Mr. Frederick opened his first retail store in California in 1952 and others soon followed. The flamboyant Art Deco flagship store soon became known as “the purple palace.” Mellinger started advertising his catalog and garments in nationally circulated magazines using saucy tag lines such as “Fashions Change–But Sex Is Always in Style.” It was Frederick’s that brought French bikinis to the United States during the 1950s. After incorporating in 1962, Frederick’s continued to expand its product offerings in the sexually permissive environment of the 1960s and 1970s. Soon pasties, anonymously written sexual guides, and other “sexually oriented non-apparel products” appeared in the catalogs.
Although Frederick’s offered its stock to the public in 1972, the Mellinger family continued to control a majority of the company’s stock through the early 1990s. By the end of the 1970s, the chain had expanded to more than 150 stores, accounting for over half of overall sales. The company enjoyed peak prosperity during the mid-1970s. Sales more than doubled, from $9.7 million in 1971 to $24 million in 1976, while net income tripled, from slightly less than $500,000 to $1.5 million. It was to be Frederick’s highest-ever level of profitability, as a combination of societal changes and management problems converged on the lingerie retailer.

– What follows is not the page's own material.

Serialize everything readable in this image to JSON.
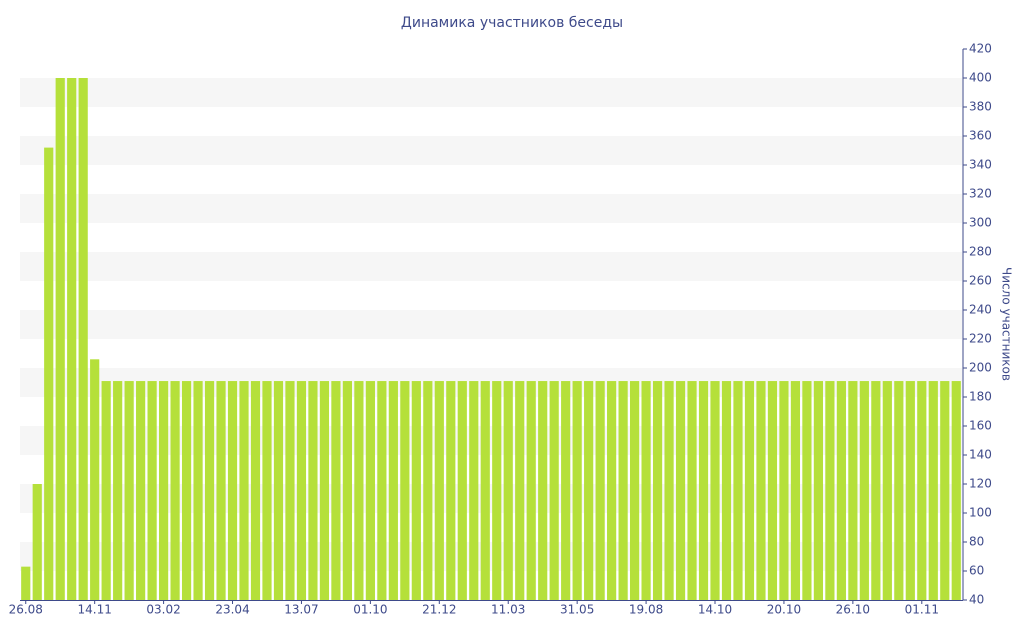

Americans’ sexual mores and their tastes in lingerie grew increasingly conservative in the 1980s. The septuagenarian founder and his management team, however, were slow to realize these trends. (Unbeknownst to the board of directors, in fact, Mellinger was afflicted with Alzheimer’s disease during this time.) While company sales rose from $39.3 million in 1981 to $45.3 million in 1984, net profits slid from a high of $2.2 million to $627,000. This dramatic decline in profitability was reflected in the company’s eroding stock price, which dropped from $7 per share in mid-1983 to less than $2 by mid-1985. By the time Mellinger retired in September 1984, his company had experienced its first-ever loss, a $148,000 shortfall on sales of about $45 million. In 1985, Forbes magazine’s Ellen Paris speculated that Frederick’s dip into the red meant that sex must be “going out of style.” Nevertheless, when Mellinger died in 1990 at the age of 76, he was praised as a brave pioneer of intimate fashions and groundbreaking foundations.